Issue two continues to tease the reader rather than giving them any actual answers. Much like the titular book itself, Kat Howard’s story has a mind and a plan of its own and will only dish out the information it thinks you need to know at this time. Tim is like any teenager with a whiff of purpose, he’s impatient and wants all the knowledge no, along with the great power that comes with it. We see in this story an innocent young lad who, while he may not admit it himself, is just trying to find his place in the world, albeit a world that is infinitely wider than he first thought and full of the same questions he had before he even knew about magic. Namely, where did mum go?

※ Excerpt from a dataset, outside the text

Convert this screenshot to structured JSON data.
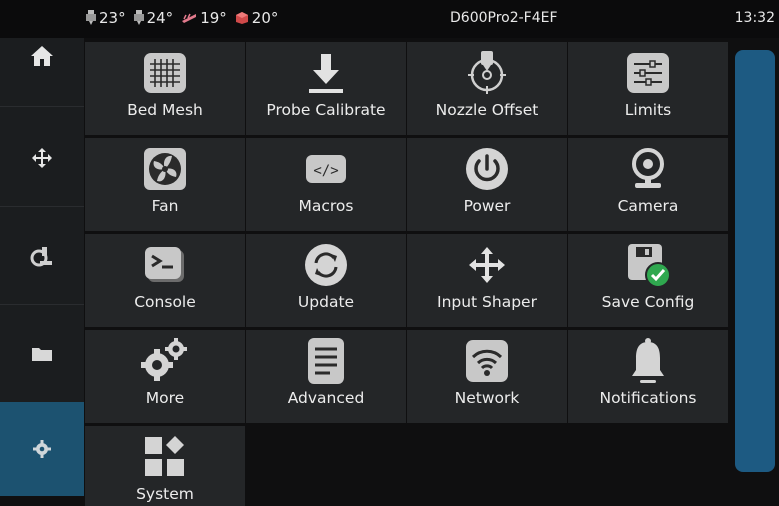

Doctor Rose keeps an ever watchful eye on Tim, attempting to guide him and protect him from the unknown group that his magic has awakened. The group we know next to bugger all about aside from the fact that they know something about just how important Tim is and seemingly want him dead as soon as possible. But while the story unfolds it remains centred on one theme, the fact that magic has consequences. It’s something that any experienced Vertigo fan will quote verbatim but also something that is a common theme throughout magical law, both pagan and fictional. And with every page of the book that’s revealed in one panel we get to see the consequences of that knowledge play out in the next. It’s a great way of depicting this what is a strangely gothic coming of age story. And, much like old Vertigo would always do, Howard has taken a seemingly small character and inserted them into a world of happenstance and consequence.
The art of Tom Fowler and his crew show this little juxtaposition really well too, giving Tim and his dad a heartfelt innocence in one page then splattering gore on the next page with literal intestines used in divination. There’s a nice little trick to Jordan Boyd’s colour scheme too. When the normal world is shown, like Tim in school or watching TV, there’s always a lack of colour to it, with a dull blue or green tinge to everything.
The only time there’s any real brightness to the panels is when Tim is out of his house on one of his adventures, or when a character like Dr Rose walks into the panel. This not only shows how magic is lighting up Tim’s life but also that it still exists in the dull and boring world us readers, and the other normals in the story, live in every day. And Tim is our way in, courtesy of his stumbling journey through the pages of the books of magic. If he doesn’t get gutted like a fish first, that is.